1. Power steering system for a vehicle with a mechanical drive connection between a steering device and a steering gear arrangement for steering wheels of the vehicle, comprising a servo motor connected to the steering gear arrangement, connection for separating the drive connection, the servo motor being controllable with the connection in an open position, over a control valve configured to be controlled by a control system as a function of a difference between a first value correlated with the steering angle of the vehicle wheels and a second value correlated at least with the adjusting travel of the steering device, and a servo valve configured to be controlled analogously to forces or moments transferred by the drive connection and couplable with the drive connection for controllably connecting the servo motor with pressure and low-pressure connections such that the servo motor produces servo power reducing the actuating force necessary at the steering device, the servo motor being connected by a reversing valve arrangement with one of motor connections of the control valve and motor connections of the servo valve, wherein the servo motor is configured to be connected over normally opened reversing valves with the motor connections of the servo valve and over normally closed reversing valves with the motor connections of the control valve, the reversing valve arrangement configured to be controlled into a respective other position only in a proper working condition of a control system.

2. The power steering system of claim 1, wherein the servo valve has an open center.

3. The power steering system of claim 1, wherein the separate control valve has a closed center.

4. The power steering system of claim 1, wherein a pressure accumulator is operatively arranged at a line connecting a servo pump on delivery side thereof with the separate control valve, and a nonreturn valve is arranged to prevent return flow in the direction of the pump.

5. The power steering system of claim 1, wherein the servo motor is connectable over normally-open reversing valves with motor connections of the servo valve and over normally-closed reversing valves with motor connections of the separate control valve.

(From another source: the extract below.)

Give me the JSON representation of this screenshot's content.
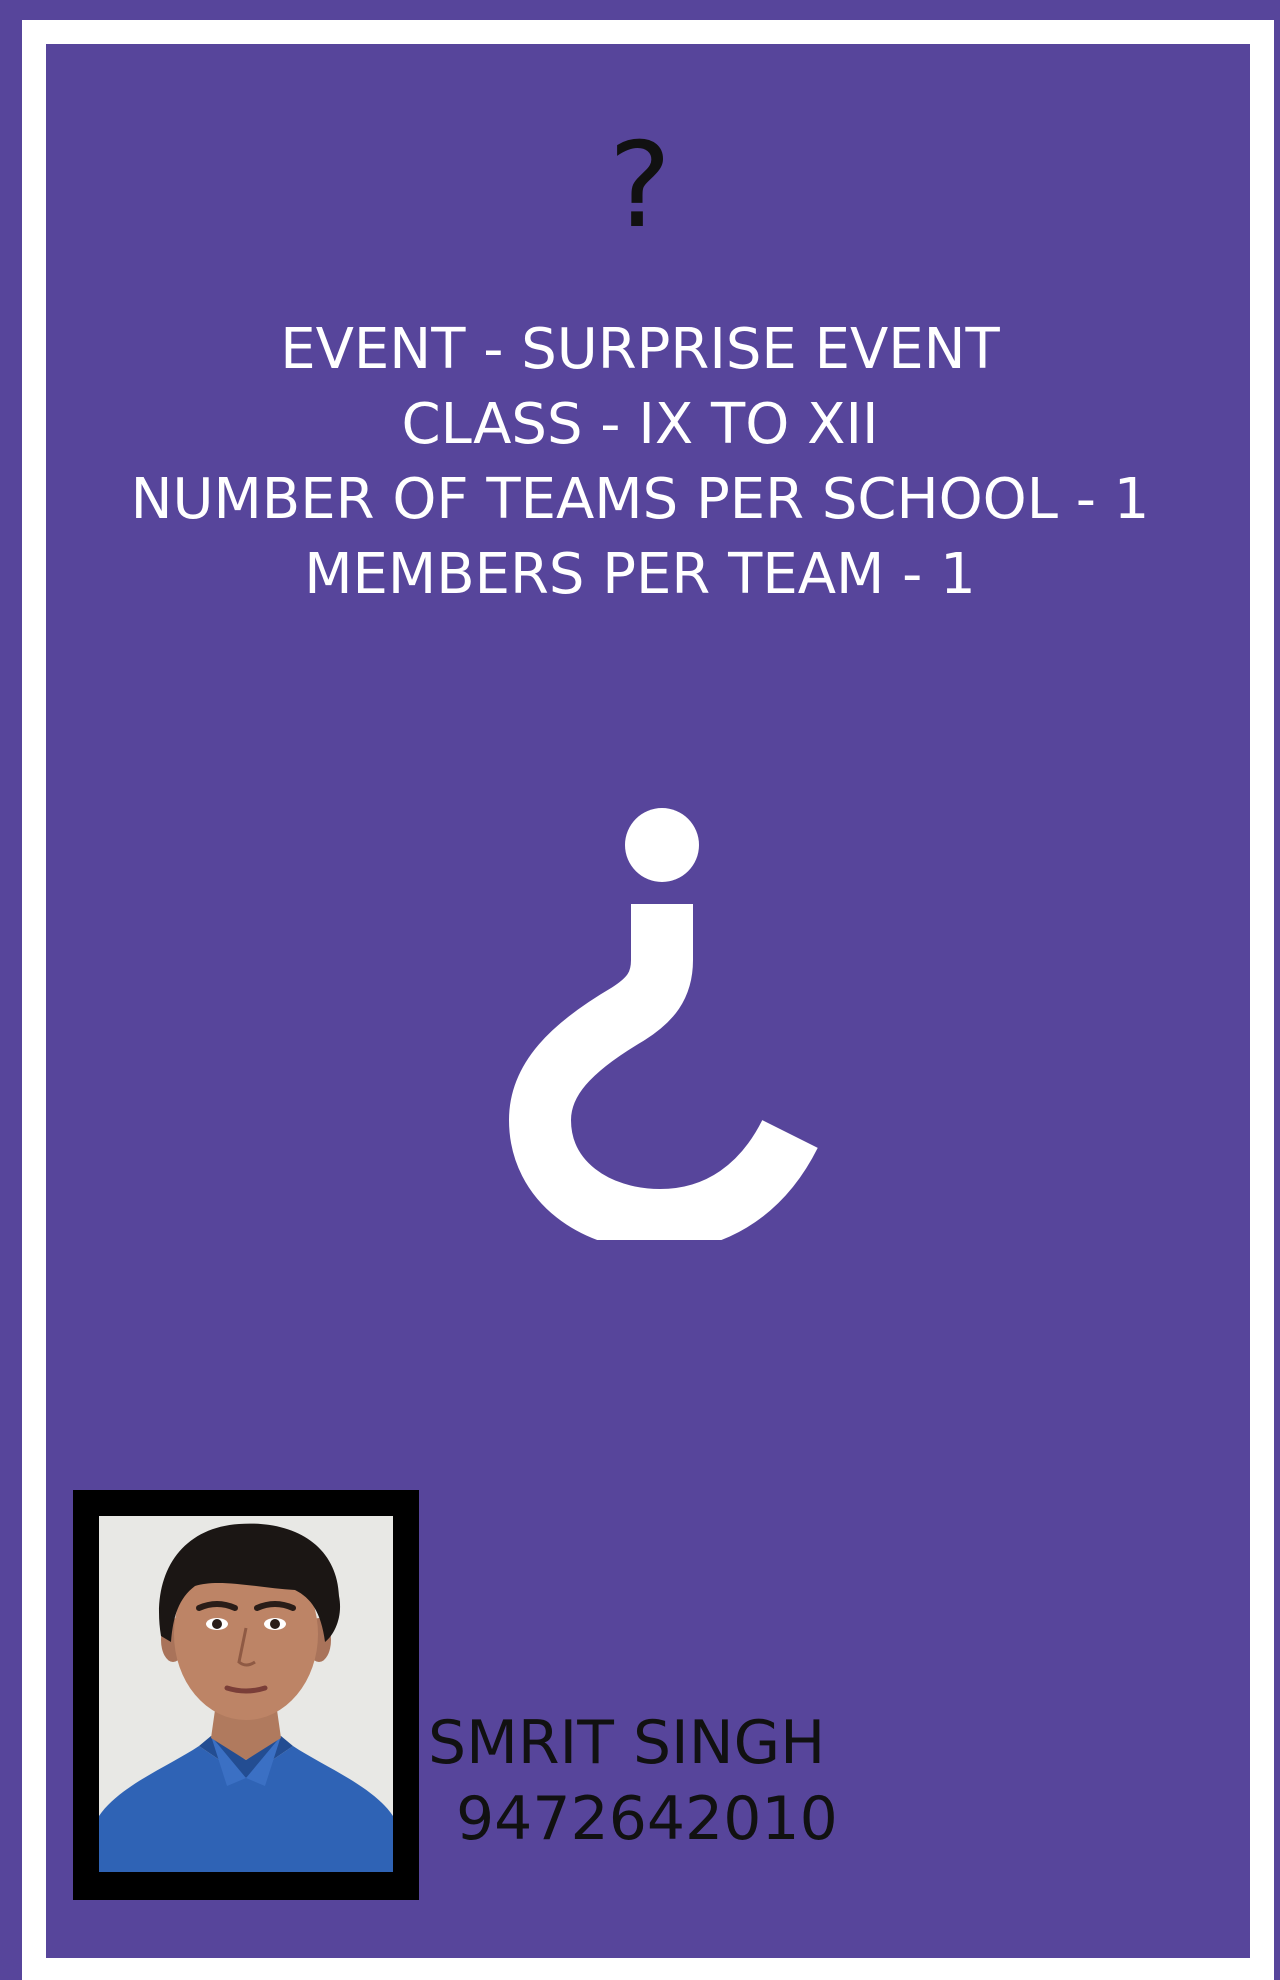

6. The power steering system of claim 1, wherein the servo motor is connectable over normally-open reversing valves with motor connections of the servo valve and over normally-closed reversing valves with motor connections of the separate control valve.

7. The power steering system of claim 3, wherein the servo valve has an open center.

8. The power steering system of claim 4, wherein the servo valve has an open center.

9. The power steering system of claim 4, wherein the separate control valve has a closed center.

10. The power steering system of claim 5, wherein a pressure accumulator is operatively arranged at a line connecting a servo pump on delivery side thereof with the separate control valve, and a nonreturn valve is arranged to prevent return flow in the direction of the pump.

11. The power steering system of claim 8, wherein the separate control valve has a closed center.

12. The power steering system of claim 11, wherein a pressure accumulator is operatively arranged at a line connecting a servo pump on delivery side thereof with the separate control valve, and a nonreturn valve is arranged to prevent return flow in the direction of the pump.